L'absurde résonne comme un compromis, telle une morale, du « comment vivre », face à une contradiction entre le réel et la pensée. Autrement dit, le silence du monde face à notre ardent désir de reconnaissance existentielle, voire d'aspirer à perdurer hors de ce schéma fataliste. Suite à quoi la religion interprète ce silence, en cajolant notre terrible espoir, face à ce néant qu'est la vie.
«Dieu nous a donné la terre mais, en échange, il nous reprend. Nous avons si peu de temps pour faire quelque chose de notre vie !»
Or Albert Camus récuse toutes croyances et autres idéologies religieuses prônant un sens à l'existence, qui à ses yeux sont irrationnelles. D'après cet écrivain, vivre ne vaut rien, car rien ne vaut le fait de vivre. Aussi absurde soit le monde, nous sommes seuls maîtres du sens que l'on donne à notre existence. De par une lucidité, de se recentrer sur notre liberté et nos passions. Néanmoins, quand celles-ci sont contraintes, la restriction subie, peut faire naître un caractère subversif à notre existence, par le biais de la révolte 1.
« Dans la révolte, l’homme se dépasse en autrui et, de ce point de vue, la solidarité humaine est métaphysique. Simplement, il ne s’agit pour le moment que de cette sorte de solidarité qui naît dans les chaînes2 ».
On serait tenté de résumer une bribe de la pensée camusienne concernant l'absurdité, par la formulation suivante 3 ; « être libre, c'est n'être rien, mais n'être rien, c'est faire partie d'un tout ».« N'être rien » ne fait pas référence ici, au sens péjoratif, que lui donne une opinion utilitariste, à savoir une valeur nulle. « N'être rien », c'est être libre, car dénué d'un rapport aussi artificiel soit-il, au monde. « Faire partie d'un tout », c'est renouer avec l'harmonie aussi bien celle véhiculée par le groupe social, que celle émanant de l'ensemble du vivant. Autrement dit, c'est faire partie d'un tout métaphysique .

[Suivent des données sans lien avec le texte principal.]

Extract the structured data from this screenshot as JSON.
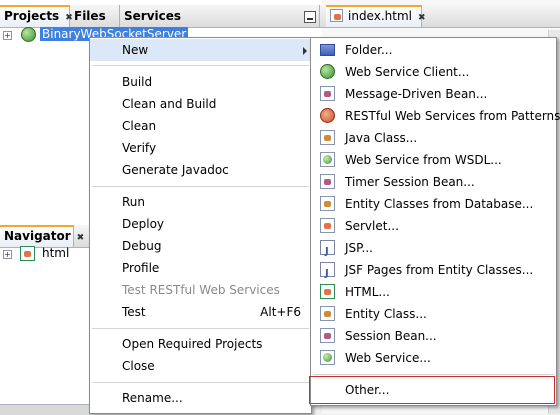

« Les grandes révolutions sont toujours métaphysiques » 4
L' existence serait alors une énigme 5, dont on s'éperdue à trouver le sens du monde, mais faut-il la résoudre pour être heureux ? Dieu n'existant pas, nous sommes seul créateur de notre aspiration au bonheur. Après tout, nous allons tous mourir, néanmoins nous avons également le pouvoir de donner la vie. La certitude qui consiste à croire qu'une vie donnée, nous ne pouvons la reprendre, puisque le seul sens existentiel qui prévaut, justifie de la préserver.
1 Qui traduit une tentative de renverser l'ordre pré-établi.
2 Camus Albert, L’homme révolté, collection Folio/Essais, Editions Gallimard, 1951, p31.
3 Quand bien même cette pensée ne peut s'extraire en si peu de mot, et dont l'exercice, qui nous anime et loin d'être exhaustif, tant la dite pensée est riche.
4 Albert Camus, extrait du Mythe de Sysyphe.
5 Nous allons ici tenter d'y apporter des éléments de réponse.